The company issued a new report titled Fuel Assemblies for Nuclear Power: Global Market Size, Average Pricing, Competitive Landscape and Key Country Analysis to 2020. The report predicts worldwide nuclear energy generation will jump from 2,386,449 GWh in 2012 to 3,078,130 GWh in 2020, with 198 nuclear reactors scheduled to begin commercial operations within the forecast window.

The predicted increase follows the modest growth witnessed between 2000 and 2011, and the sharp drop of 2011-2012 when some countries shut down reactors in response to the Fukushima disaster.

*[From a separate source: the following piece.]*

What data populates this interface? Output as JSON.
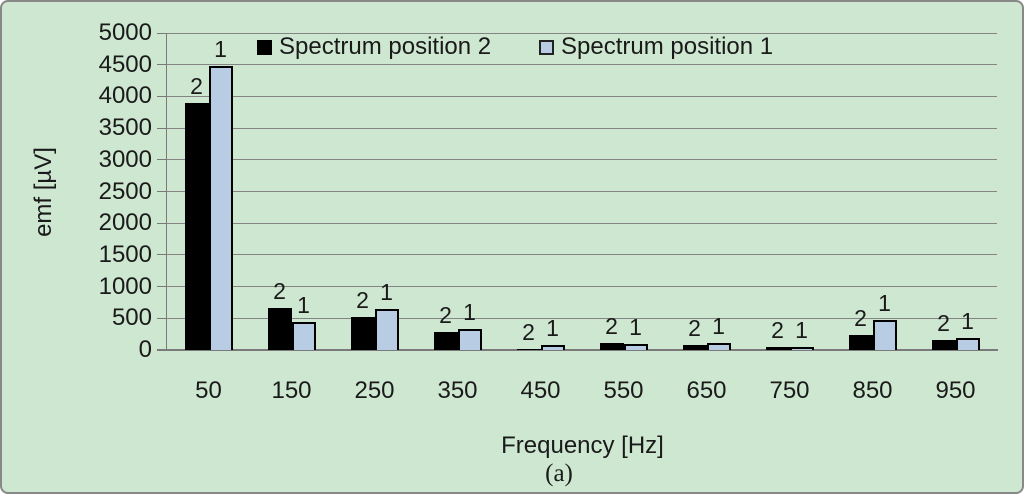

The report says that around 45 nuclear-free countries are presently considering adding nuclear reactors to their energy portfolio, including the UAE, Turkey, Poland and Bangladesh. Of this group, the UAE will be the primary nuclear energy driver over the forecast period, with four nuclear power plants expected to come online by 2020.

The escalating need for power, combined with soaring fossil fuel prices, is driving the demand for nuclear energy around the world—especially in rapidly developing countries where large-scale alternative energy generation is impractical. According to GlobalData, global power consumption will climb from 20,114,049 GWh in 2012 to 27,496,560 GWh in 2020, increasing at an annual average growth rate of 4 percent.

A substantial number of reactors coming online in countries such as China, India and South Korea will see the Asia-Pacific region lead in terms of global nuclear energy generation over the forecast period, states the new report—jumping from 323,989 GWh in 2012 to 851,698 GWh by the end of the decade.